Einsatzbericht der Einsatzleitung vom Gebäudebrand mit einer Photovoltaikanlage in Schwerinsdorf am 17. Februar 2010

Zu mir:

Ich bin seit 25 Jahren Mitglied der Freiwilligen Feuerwehr, davon fast 20 Jahre im aktiven Dienst. Seit 10 Jahren bin ich im Führungsdienst, 6 Jahren Zugführer des ABC-Gefahrgutzuges des Landkreises Leer und stellv. Gemeindebrandmeister, verantwortlich für 6 Ortsfeuerwehren inkl. 2 Stützpunktwehren.

Das Objekt:

Ein Wohnhaus in L-Bauweise mit ca. 200 qm Wohnfläche mit angebauten Wintergarten und Werkstatt.
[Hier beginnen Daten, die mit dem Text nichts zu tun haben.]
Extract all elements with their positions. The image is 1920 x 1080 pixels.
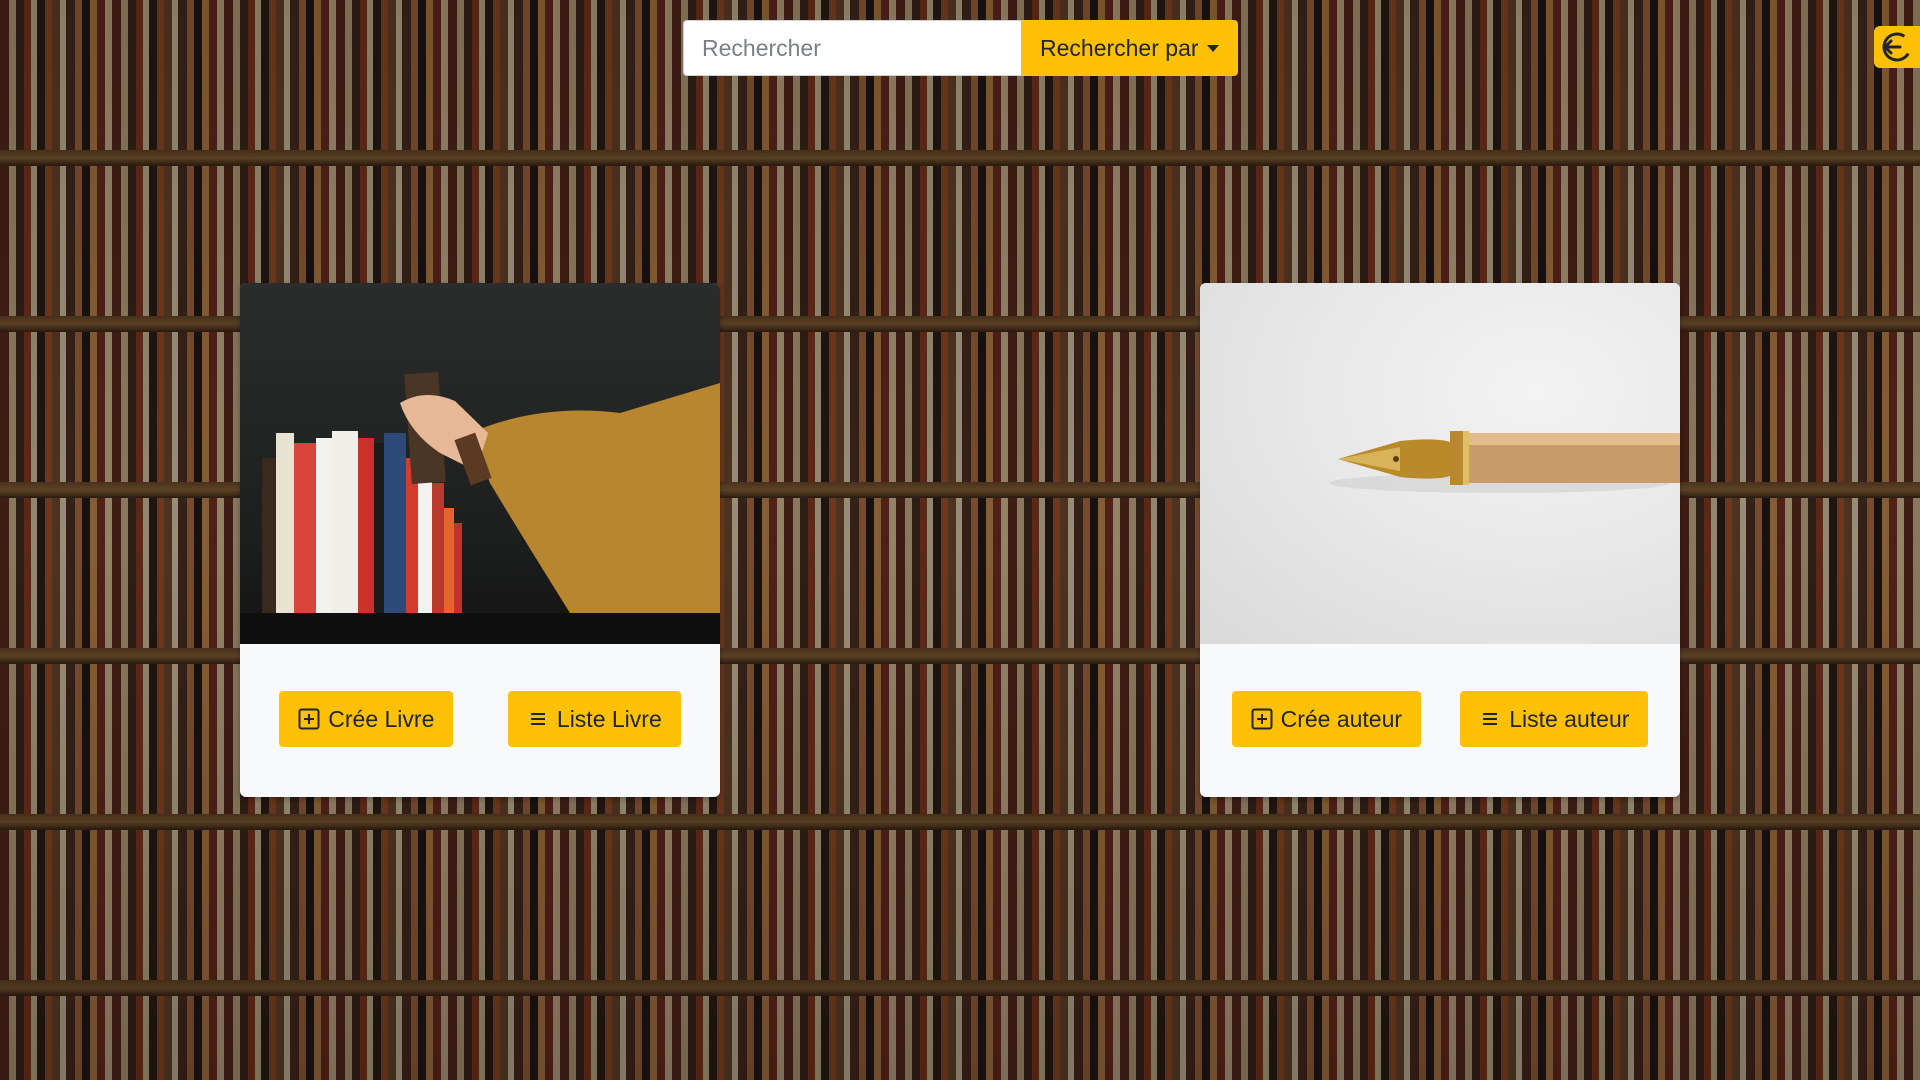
list-authors-button[interactable]: Liste auteur	[1460, 691, 1649, 747]
books-shelf-photo	[240, 283, 720, 644]
logout-icon	[1882, 32, 1912, 62]
caret-down-icon	[1206, 44, 1219, 52]
create-author-button[interactable]: Crée auteur	[1231, 691, 1422, 747]
author-card: Crée auteur Liste auteur	[1200, 283, 1680, 797]
plus-square-icon	[298, 708, 320, 730]
list-icon	[1483, 713, 1498, 725]
create-book-label: Crée Livre	[328, 705, 435, 732]
search-by-dropdown-button[interactable]: Rechercher par	[1021, 20, 1238, 76]
list-books-label: Liste Livre	[556, 705, 662, 732]
create-author-label: Crée auteur	[1280, 705, 1403, 732]
list-icon	[530, 713, 545, 725]
search-input[interactable]	[683, 20, 1021, 76]
logout-button[interactable]	[1874, 26, 1920, 68]
list-books-button[interactable]: Liste Livre	[507, 691, 681, 747]
list-authors-label: Liste auteur	[1509, 705, 1630, 732]
author-card-actions: Crée auteur Liste auteur	[1200, 691, 1680, 747]
plus-square-icon	[1251, 708, 1273, 730]
create-book-button[interactable]: Crée Livre	[279, 691, 454, 747]
search-group: Rechercher par	[683, 20, 1238, 76]
book-card: Crée Livre Liste Livre	[240, 283, 720, 797]
search-by-label: Rechercher par	[1040, 34, 1199, 61]
book-card-actions: Crée Livre Liste Livre	[240, 691, 720, 747]
fountain-pen-photo	[1200, 283, 1680, 644]
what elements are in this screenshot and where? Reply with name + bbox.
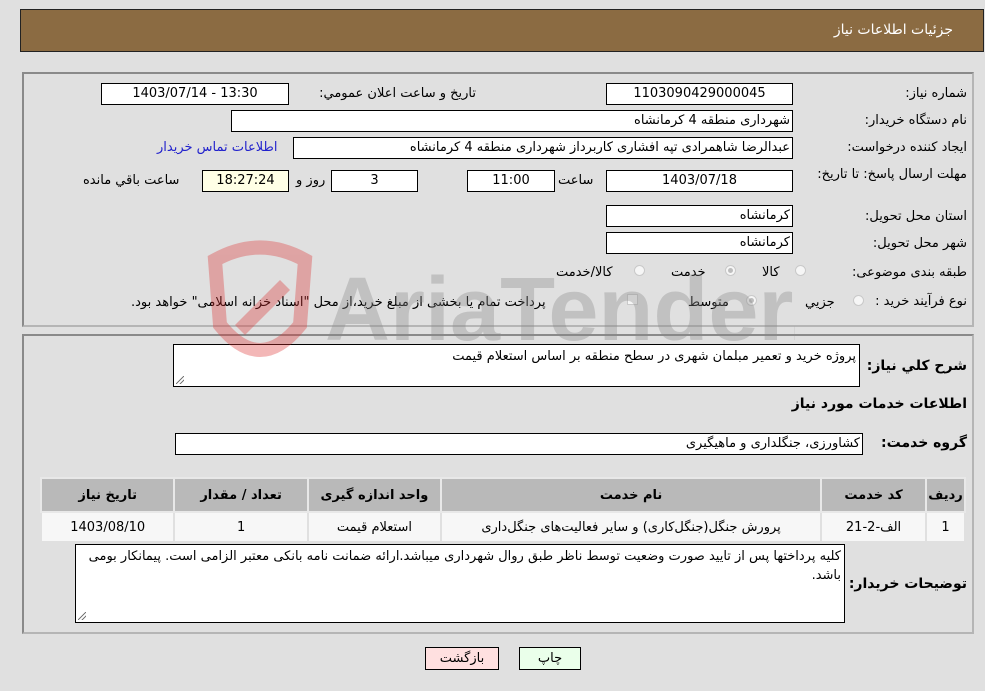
deadline-time-field: 11:00 xyxy=(467,170,555,192)
category-radio-service[interactable] xyxy=(725,265,736,276)
buyer-notes-textarea[interactable]: کلیه پرداختها پس از تایید صورت وضعیت توس… xyxy=(75,544,845,623)
page-title: جزئیات اطلاعات نیاز xyxy=(833,22,953,38)
resize-handle-icon[interactable] xyxy=(78,612,86,620)
requester-field: عبدالرضا شاهمرادی تپه افشاری کاربرداز شه… xyxy=(293,137,793,159)
days-remaining-field: 3 xyxy=(331,170,418,192)
cell-row-number: 1 xyxy=(925,511,966,543)
purchase-option-minor: جزيي xyxy=(805,295,835,310)
category-label: طبقه بندی موضوعی: xyxy=(851,265,967,280)
col-need-date: تاریخ نیاز xyxy=(39,477,176,513)
time-remaining-label: ساعت باقي مانده xyxy=(83,173,180,188)
description-textarea[interactable]: پروژه خرید و تعمیر مبلمان شهری در سطح من… xyxy=(173,344,860,387)
province-field: کرمانشاه xyxy=(606,205,793,227)
category-radio-goods[interactable] xyxy=(795,265,806,276)
days-label: روز و xyxy=(296,173,326,188)
col-unit: واحد اندازه گیری xyxy=(306,477,443,513)
purchase-radio-minor[interactable] xyxy=(853,295,864,306)
buyer-org-field: شهرداری منطقه 4 کرمانشاه xyxy=(231,110,793,132)
print-button[interactable]: چاپ xyxy=(519,647,581,670)
category-option-service: خدمت xyxy=(671,265,706,280)
cell-unit: استعلام قیمت xyxy=(306,511,443,543)
city-field: کرمانشاه xyxy=(606,232,793,254)
services-heading: اطلاعات خدمات مورد نیاز xyxy=(791,396,967,412)
description-text: پروژه خرید و تعمیر مبلمان شهری در سطح من… xyxy=(452,349,856,364)
announce-datetime-label: تاریخ و ساعت اعلان عمومي: xyxy=(319,86,476,101)
col-quantity: تعداد / مقدار xyxy=(173,477,309,513)
treasury-checkbox[interactable] xyxy=(627,294,638,305)
table-header-row: ردیف کد خدمت نام خدمت واحد اندازه گیری ت… xyxy=(39,477,966,513)
col-service-code: کد خدمت xyxy=(820,477,928,513)
deadline-label: مهلت ارسال پاسخ: تا تاریخ: xyxy=(817,167,967,182)
page-header: جزئیات اطلاعات نیاز xyxy=(20,9,984,52)
cell-service-name: پرورش جنگل(جنگل‌کاری) و سایر فعالیت‌های … xyxy=(440,511,823,543)
buyer-contact-link[interactable]: اطلاعات تماس خریدار xyxy=(157,140,277,155)
purchase-option-medium: متوسط xyxy=(688,295,729,310)
col-row-number: ردیف xyxy=(925,477,966,513)
category-option-goods-service: کالا/خدمت xyxy=(556,265,613,280)
deadline-date-field: 1403/07/18 xyxy=(606,170,793,192)
time-remaining-field: 18:27:24 xyxy=(202,170,289,192)
table-row: 1 الف-2-21 پرورش جنگل(جنگل‌کاری) و سایر … xyxy=(39,511,966,543)
buyer-notes-label: توضیحات خریدار: xyxy=(848,576,967,592)
cell-quantity: 1 xyxy=(173,511,309,543)
cell-service-code: الف-2-21 xyxy=(820,511,928,543)
col-service-name: نام خدمت xyxy=(440,477,823,513)
services-table: ردیف کد خدمت نام خدمت واحد اندازه گیری ت… xyxy=(39,477,966,543)
purchase-radio-medium[interactable] xyxy=(746,295,757,306)
category-radio-goods-service[interactable] xyxy=(634,265,645,276)
description-label: شرح کلي نیاز: xyxy=(866,358,967,374)
back-button[interactable]: بازگشت xyxy=(425,647,499,670)
cell-need-date: 1403/08/10 xyxy=(39,511,176,543)
service-group-label: گروه خدمت: xyxy=(881,435,967,451)
announce-datetime-field: 1403/07/14 - 13:30 xyxy=(101,83,289,105)
resize-handle-icon[interactable] xyxy=(176,376,184,384)
requester-label: ایجاد کننده درخواست: xyxy=(847,140,967,155)
purchase-type-label: نوع فرآیند خرید : xyxy=(875,294,967,309)
buyer-org-label: نام دستگاه خریدار: xyxy=(864,113,967,128)
treasury-checkbox-label: پرداخت تمام یا بخشی از مبلغ خرید،از محل … xyxy=(131,295,546,310)
province-label: استان محل تحویل: xyxy=(865,209,967,224)
city-label: شهر محل تحویل: xyxy=(872,236,967,251)
need-number-label: شماره نیاز: xyxy=(905,86,967,101)
category-option-goods: کالا xyxy=(762,265,780,280)
deadline-time-label: ساعت xyxy=(558,173,594,188)
need-number-field: 1103090429000045 xyxy=(606,83,793,105)
service-group-field: کشاورزی، جنگلداری و ماهیگیری xyxy=(175,433,863,455)
buyer-notes-text: کلیه پرداختها پس از تایید صورت وضعیت توس… xyxy=(88,549,841,583)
Auf zwei Dachflächen waren PV-Module montiert.

Die Lage:

Alarmiert wurde die örtliche Feuerwehr Schwerinsdorf mit der zuständigen Stützpunktfeuerwehr Hesel. Alarmiert wurde aufgrund der Meldung "Zimmerbrand im Wohngebäude". Ich rückte als stellv. GemBM direkt zur Einsatzstelle aus. Vor Ort trafen wir auf einen "üblichen" Zimmerbrand mit starker Verqualmung der Wohnbereiche.

Die Maßnahmen:

Nachdem der Einsatz routinemäßig abgearbeitet wurde, begann ein Trupp unter PA die Räume im 1.OG über den betroffenen Zimmer auf Glutnester zu kontrollieren. Zusätzlich wurde die Wärmebildkamera eingesetzt. Hierbei wurde festgestellt, dass sich hinter der Vertäfelung (das komplette Wohnhaus war von unten bis oben mit Holzverkleidungen versehen) Glutnester befanden. Hier herrschten Temperaturen von etwa 500-600 Grad. Das gleiche Bild ergab sich im Erdgeschoss beim Übergang zwischen Wohnhaus und Wintergarten. Die Verkleidungen wurden entfernt und die Brandbekämpfung weiter durchgeführt.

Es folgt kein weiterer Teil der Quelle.